In terms of system design, Artemis manages a data pipeline that pipes raw data from a series of vendors, including Flipside, Goldsky, and QuickNode into our Snowflake data warehouse. This repository contains the business logic for turning raw data into fact tables that describe an individual protocol or collection of protocols.

Untitled (1) (1)

Fact tables are then combined into ez_asset_metrics tables that are piped into the downstream applications. We use the STAR schema model to label our tables.

Adding a new asset

BEFORE adding metrics for a protocol, you must create the asset first.

For example, let's say a user wants to add GEODNET fees to our DePin dashboard.. They must first add the GEODNET asset first by completing the following steps:

  • Fork this repository
  • Add GEODNET to the databases.csv file
  • Request and merge a PR with this change

The Artemis team will then create the necessary permissions and warehouses in order for GEODNET to show up in the Terminal.

Example PR

Adding a new metric

Once the asset exists, there are several ways to pull metrics for the protocol in question. Taking the GEODNET fees example, we will breakdown how to add this protocol's metrics by provider below.

GEODNET is a DePin protocol where 80% of fees are sent to the burn address and counted towards network revenue.

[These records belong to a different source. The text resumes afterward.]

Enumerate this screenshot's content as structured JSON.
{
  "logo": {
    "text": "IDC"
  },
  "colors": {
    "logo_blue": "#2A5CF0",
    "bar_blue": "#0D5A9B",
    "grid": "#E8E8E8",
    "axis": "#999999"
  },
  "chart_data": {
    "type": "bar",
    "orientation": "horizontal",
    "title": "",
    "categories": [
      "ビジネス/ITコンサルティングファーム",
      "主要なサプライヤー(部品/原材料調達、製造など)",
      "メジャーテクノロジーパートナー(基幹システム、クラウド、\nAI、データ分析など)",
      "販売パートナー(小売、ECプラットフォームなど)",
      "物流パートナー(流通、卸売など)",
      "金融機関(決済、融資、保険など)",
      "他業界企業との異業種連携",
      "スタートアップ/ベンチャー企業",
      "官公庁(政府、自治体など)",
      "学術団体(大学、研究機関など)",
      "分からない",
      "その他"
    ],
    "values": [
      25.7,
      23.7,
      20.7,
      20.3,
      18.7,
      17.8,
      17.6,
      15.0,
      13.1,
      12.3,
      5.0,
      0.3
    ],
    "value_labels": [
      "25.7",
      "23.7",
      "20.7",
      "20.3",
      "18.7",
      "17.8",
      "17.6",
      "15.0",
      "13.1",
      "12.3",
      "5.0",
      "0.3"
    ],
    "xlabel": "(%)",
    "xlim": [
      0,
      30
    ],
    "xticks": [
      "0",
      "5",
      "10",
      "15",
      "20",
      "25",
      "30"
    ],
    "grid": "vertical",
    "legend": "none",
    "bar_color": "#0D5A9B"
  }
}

Using Flipside's Warehouse

To calculate fees, we can write a query directly in Flipside's studio to count the token transfers towards the burn address, found here.

Productionizing this into the Artemis DBT schemas, fact tables are expected to have the following columns:

  • date [DATETIME]
  • fees [NUMBER] - this field name will change based on the metric you are pulling
  • chain [STRING]
  • protocol [STRING]

In this example, the chain that GEODNET publishes fees on is polygon and the protocol is geodnet - both of these fields should match the asset names in the assets.csv file.

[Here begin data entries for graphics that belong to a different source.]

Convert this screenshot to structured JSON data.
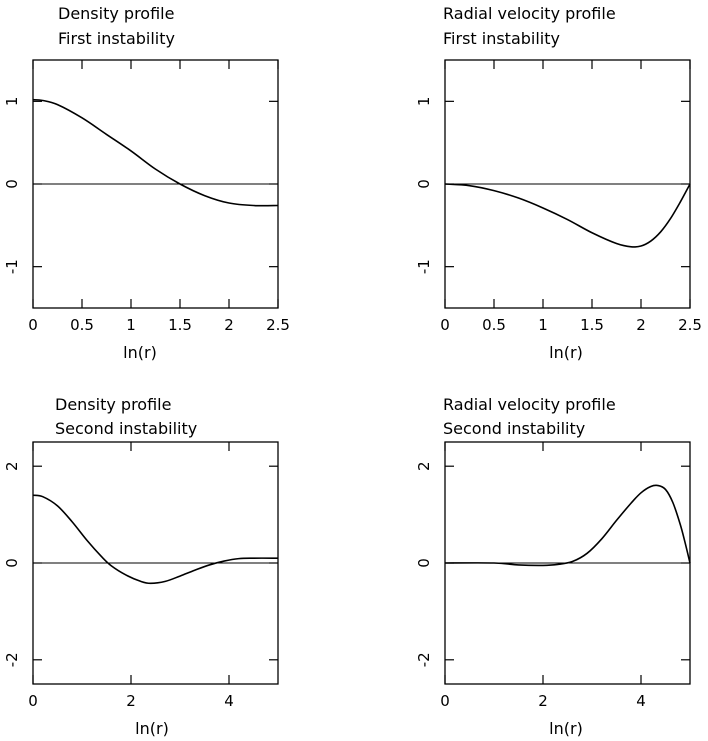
{
  "chart_data": [
    {
      "type": "line",
      "title": "Density profile",
      "subtitle": "First instability",
      "xlabel": "ln(r)",
      "ylabel": "",
      "xlim": [
        0,
        2.5
      ],
      "ylim": [
        -1.5,
        1.5
      ],
      "x_ticks": [
        0,
        0.5,
        1,
        1.5,
        2,
        2.5
      ],
      "x_tick_labels": [
        "0",
        "0.5",
        "1",
        "1.5",
        "2",
        "2.5"
      ],
      "y_ticks": [
        -1,
        0,
        1
      ],
      "y_tick_labels": [
        "-1",
        "0",
        "1"
      ],
      "zero_line": true,
      "series": [
        {
          "name": "density",
          "x": [
            0,
            0.1,
            0.25,
            0.5,
            0.75,
            1.0,
            1.25,
            1.5,
            1.75,
            2.0,
            2.25,
            2.5
          ],
          "y": [
            1.02,
            1.01,
            0.96,
            0.8,
            0.6,
            0.4,
            0.18,
            0.0,
            -0.14,
            -0.23,
            -0.26,
            -0.26
          ]
        }
      ]
    },
    {
      "type": "line",
      "title": "Radial velocity profile",
      "subtitle": "First instability",
      "xlabel": "ln(r)",
      "ylabel": "",
      "xlim": [
        0,
        2.5
      ],
      "ylim": [
        -1.5,
        1.5
      ],
      "x_ticks": [
        0,
        0.5,
        1,
        1.5,
        2,
        2.5
      ],
      "x_tick_labels": [
        "0",
        "0.5",
        "1",
        "1.5",
        "2",
        "2.5"
      ],
      "y_ticks": [
        -1,
        0,
        1
      ],
      "y_tick_labels": [
        "-1",
        "0",
        "1"
      ],
      "zero_line": true,
      "series": [
        {
          "name": "radial velocity",
          "x": [
            0,
            0.25,
            0.5,
            0.75,
            1.0,
            1.25,
            1.5,
            1.75,
            1.9,
            2.0,
            2.1,
            2.2,
            2.3,
            2.4,
            2.5
          ],
          "y": [
            0,
            -0.02,
            -0.08,
            -0.17,
            -0.29,
            -0.43,
            -0.59,
            -0.72,
            -0.76,
            -0.75,
            -0.69,
            -0.58,
            -0.42,
            -0.22,
            0
          ]
        }
      ]
    },
    {
      "type": "line",
      "title": "Density profile",
      "subtitle": "Second instability",
      "xlabel": "ln(r)",
      "ylabel": "",
      "xlim": [
        0,
        5
      ],
      "ylim": [
        -2.5,
        2.5
      ],
      "x_ticks": [
        0,
        2,
        4
      ],
      "x_tick_labels": [
        "0",
        "2",
        "4"
      ],
      "y_ticks": [
        -2,
        0,
        2
      ],
      "y_tick_labels": [
        "-2",
        "0",
        "2"
      ],
      "zero_line": true,
      "series": [
        {
          "name": "density",
          "x": [
            0,
            0.2,
            0.5,
            0.8,
            1.1,
            1.4,
            1.6,
            1.9,
            2.2,
            2.4,
            2.7,
            3.0,
            3.3,
            3.6,
            3.9,
            4.2,
            4.5,
            5.0
          ],
          "y": [
            1.4,
            1.37,
            1.18,
            0.85,
            0.47,
            0.13,
            -0.06,
            -0.25,
            -0.38,
            -0.42,
            -0.38,
            -0.27,
            -0.15,
            -0.04,
            0.04,
            0.09,
            0.1,
            0.1
          ]
        }
      ]
    },
    {
      "type": "line",
      "title": "Radial velocity profile",
      "subtitle": "Second instability",
      "xlabel": "ln(r)",
      "ylabel": "",
      "xlim": [
        0,
        5
      ],
      "ylim": [
        -2.5,
        2.5
      ],
      "x_ticks": [
        0,
        2,
        4
      ],
      "x_tick_labels": [
        "0",
        "2",
        "4"
      ],
      "y_ticks": [
        -2,
        0,
        2
      ],
      "y_tick_labels": [
        "-2",
        "0",
        "2"
      ],
      "zero_line": true,
      "series": [
        {
          "name": "radial velocity",
          "x": [
            0,
            1.0,
            1.5,
            2.0,
            2.3,
            2.6,
            2.9,
            3.2,
            3.5,
            3.8,
            4.0,
            4.2,
            4.35,
            4.5,
            4.65,
            4.8,
            4.9,
            5.0
          ],
          "y": [
            0,
            0,
            -0.04,
            -0.05,
            -0.03,
            0.03,
            0.2,
            0.5,
            0.88,
            1.24,
            1.45,
            1.58,
            1.6,
            1.52,
            1.25,
            0.8,
            0.42,
            0
          ]
        }
      ]
    }
  ]
}
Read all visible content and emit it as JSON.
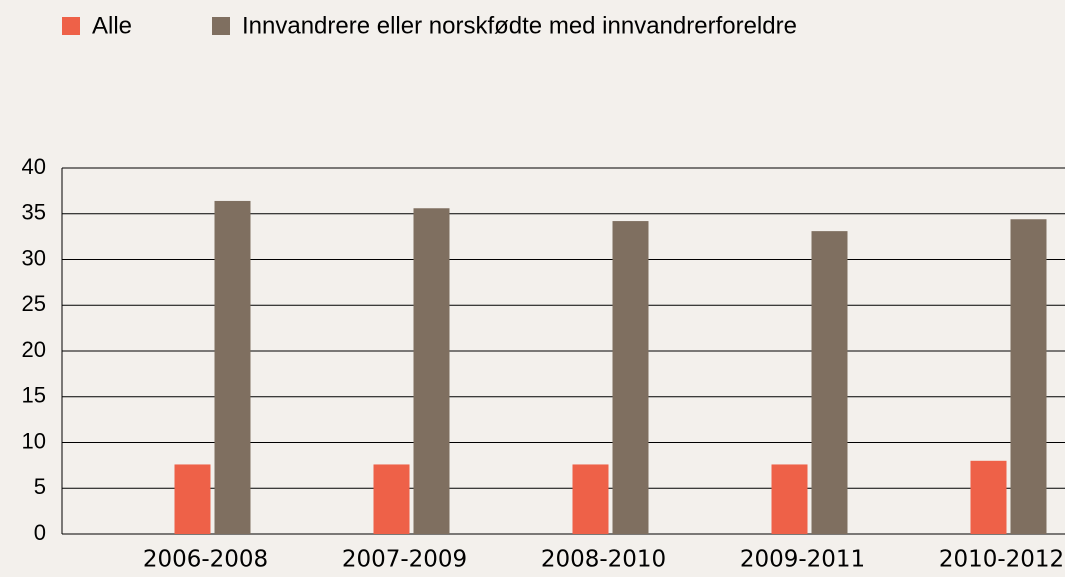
{
  "chart_data": {
    "type": "bar",
    "categories": [
      "2006-2008",
      "2007-2009",
      "2008-2010",
      "2009-2011",
      "2010-2012"
    ],
    "series": [
      {
        "name": "Alle",
        "color": "#ee6148",
        "values": [
          7.6,
          7.6,
          7.6,
          7.6,
          8.0
        ]
      },
      {
        "name": "Innvandrere eller norskfødte med innvandrerforeldre",
        "color": "#7f6f60",
        "values": [
          36.4,
          35.6,
          34.2,
          33.1,
          34.4
        ]
      }
    ],
    "ylim": [
      0,
      40
    ],
    "yticks": [
      0,
      5,
      10,
      15,
      20,
      25,
      30,
      35,
      40
    ],
    "grid": true,
    "legend": "top"
  }
}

Given our Flipside query is already in this format, we can mostly copy and paste this directly into a fact table in the correct directory for GEODNET: models/projects/geodnet/core/fact_geodnet_fees_revenue.sql

Note two important distinctions in this file:

  1. Rather than using the the polygon.core.ez_token_transfers database and table, we use polygon_flipside.core.ez_token_transfers. This will tell the Artemis pipeline to pull from the Flipside Database.
  2. The model has the following in the header, which tells DBT to materalize the results as a table: {{ config(materialized="table") }}

Now, we just need to create our ez_geodnet_metrics table in the right directory and query the results of the above fact table, shown here: models/projects/geodnet/core/ez_geodnet_metrics.sql

We are done! Open up a PR targeting this repository and check to make sure the code compiles in the Github actions.

You can see a demo output of your new query by clicking on the "Details" of the Show Changed Models CI step. image

Screenshot 2024-04-04 at 12 01 52 PM

Using QuickNode's RPCs

Out of scope for right now. Will be added on future iterations.

Using Goldsky-ingested Raw Data

Out of scope for right now. Will be added on future iterations.